Seperti sengatan listrik kecil yang mengalir dari tubuhku, ke pusat pohon besar di depanku.

"Apa itu tadi?" tanyaku bingung dalam hati.

Aku memejamkan mataku.

Firasatku berkata, bahwa ini adalah sebuah petunjuk.

Petunjuk di mana aku, bisa bebas dan selamat dari pohon yang aneh ini.

Zrrt Zrrt Zrrt

Aliran listrik itu semakin deras. Aku merasakannya sekarang.

Rasanya seperti tekanan listrik kecil, yang bersumber dari otakku.

Zrrt

Tekanan-tekanan listrik itu seperti menuntunku, ke suatu tempat yang aku yakini itu adalah sumber energi makhluk aneh ini.

"Oh ... banyak sekali, ada dua puluh titik. Dan itu sejajar, berada di tengah batang pohon besar ini," batinku sambil terus berkonsentrasi.

"Kenapa diam? Kau menikmati kematianmu hmm?" tanya monster ini sambil terus membawa tubuhku ke bawah.

"Berhenti."

Serabut yang membawaku turun itu berhenti. Aku tersenyum puas, lalu perlahan-lahan mulai keluar dari tubuh makhluk aneh yang menjeratku ini.

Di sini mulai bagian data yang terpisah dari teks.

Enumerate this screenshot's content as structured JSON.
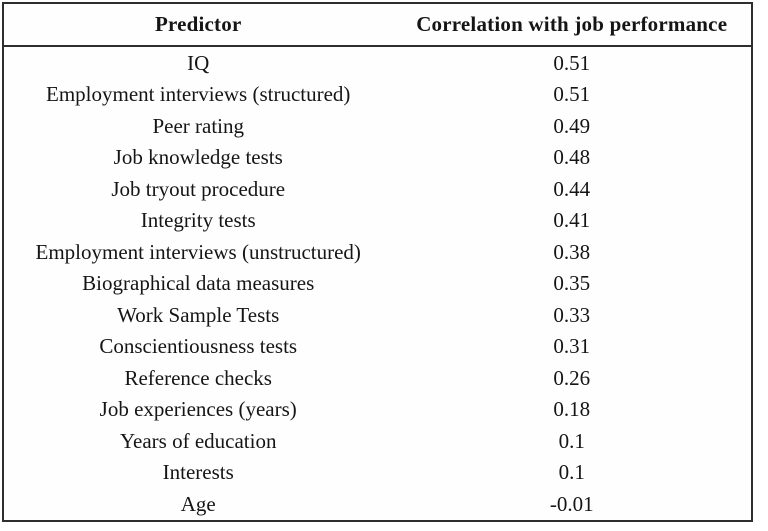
{
  "table": {
    "columns": [
      {
        "label": "Predictor"
      },
      {
        "label": "Correlation with job performance"
      }
    ],
    "rows": [
      {
        "predictor": "IQ",
        "correlation": "0.51"
      },
      {
        "predictor": "Employment interviews (structured)",
        "correlation": "0.51"
      },
      {
        "predictor": "Peer rating",
        "correlation": "0.49"
      },
      {
        "predictor": "Job knowledge tests",
        "correlation": "0.48"
      },
      {
        "predictor": "Job tryout procedure",
        "correlation": "0.44"
      },
      {
        "predictor": "Integrity tests",
        "correlation": "0.41"
      },
      {
        "predictor": "Employment interviews (unstructured)",
        "correlation": "0.38"
      },
      {
        "predictor": "Biographical data measures",
        "correlation": "0.35"
      },
      {
        "predictor": "Work Sample Tests",
        "correlation": "0.33"
      },
      {
        "predictor": "Conscientiousness tests",
        "correlation": "0.31"
      },
      {
        "predictor": "Reference checks",
        "correlation": "0.26"
      },
      {
        "predictor": "Job experiences (years)",
        "correlation": "0.18"
      },
      {
        "predictor": "Years of education",
        "correlation": "0.1"
      },
      {
        "predictor": "Interests",
        "correlation": "0.1"
      },
      {
        "predictor": "Age",
        "correlation": "-0.01"
      }
    ]
  },
  "colors": {
    "border": "#2e2e2e",
    "text": "#151515",
    "background": "#fefefe"
  }
}
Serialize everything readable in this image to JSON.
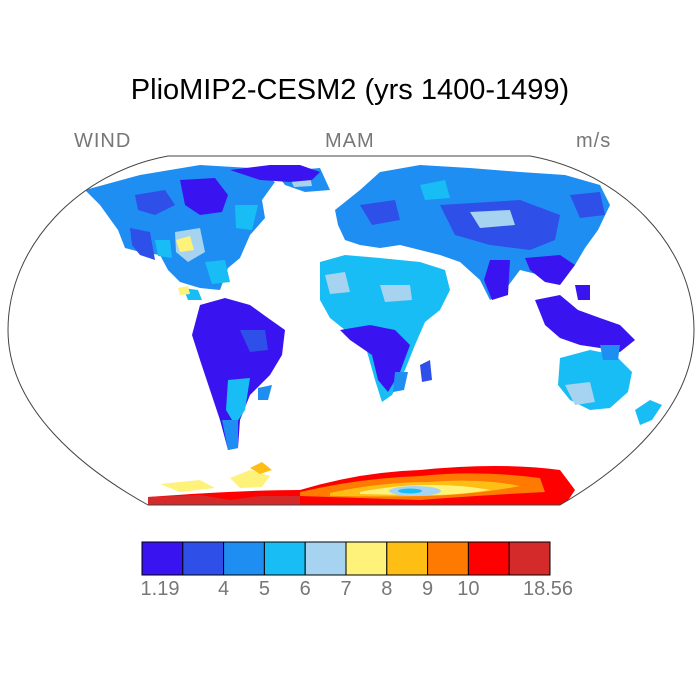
{
  "title": "PlioMIP2-CESM2 (yrs 1400-1499)",
  "left_label": "WIND",
  "center_label": "MAM",
  "right_label": "m/s",
  "colorbar": {
    "colors": [
      "#3a14f0",
      "#2e4fe8",
      "#1f8ef2",
      "#18bdf5",
      "#a6d4f0",
      "#fff27a",
      "#ffbe14",
      "#ff7a00",
      "#ff0000",
      "#d42a2a"
    ],
    "labels": [
      "1.19",
      "4",
      "5",
      "6",
      "7",
      "8",
      "9",
      "10",
      "18.56"
    ]
  }
}
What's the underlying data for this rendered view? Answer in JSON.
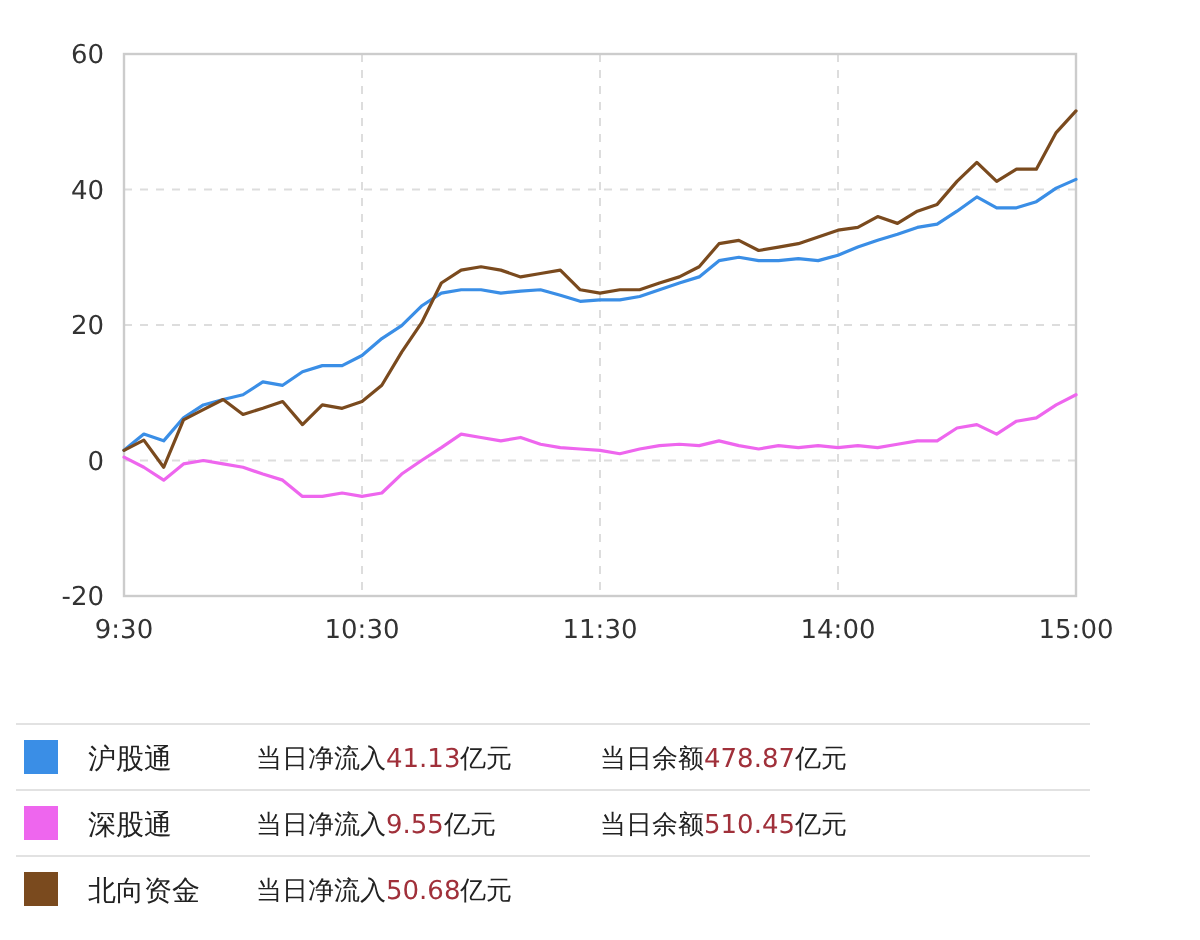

"Aku tidak suka dililit, ternyata itu membuatku sesak," ujarku sambil melepaskan diri dari lilitan serabut yang diam ini.

Aku kembali terbang sebelum melepaskan teknik telekinetikku pada serabut tersebut.

"Dasar manusia kurang ajar!"

Dia kembali berteriak marah.

Akar berduri dan serabutnya kembali menyerangku.

Aku tersenyum pelan, sambil membuka retsleting tas panahku yang berada di belakang.

Untung saja tas ini terbuat dari besi, jadi tak mudah rusak saat dia mencengkramku tadi.

Panah berjumlah dua puluh keluar dari sana.

Splash

Slap

Slap

Aku menghindari serangannya dengan mudah. Terbang mendekati pusat tubuhnya, dengan panah yang melayang di sekitar tubuhku.

"Ini sama seperti latihan. Anggap saja target panahan, dengan dua puluh lingkaran di dalamnya. Aku harus menyerangnya dalam sekejap dan bersamaan ...

Karena kalau tidak, panahku sudah lebih dulu ditepis oleh serabutnya yang menyebalkan," batinku.

"Menyebalkan!"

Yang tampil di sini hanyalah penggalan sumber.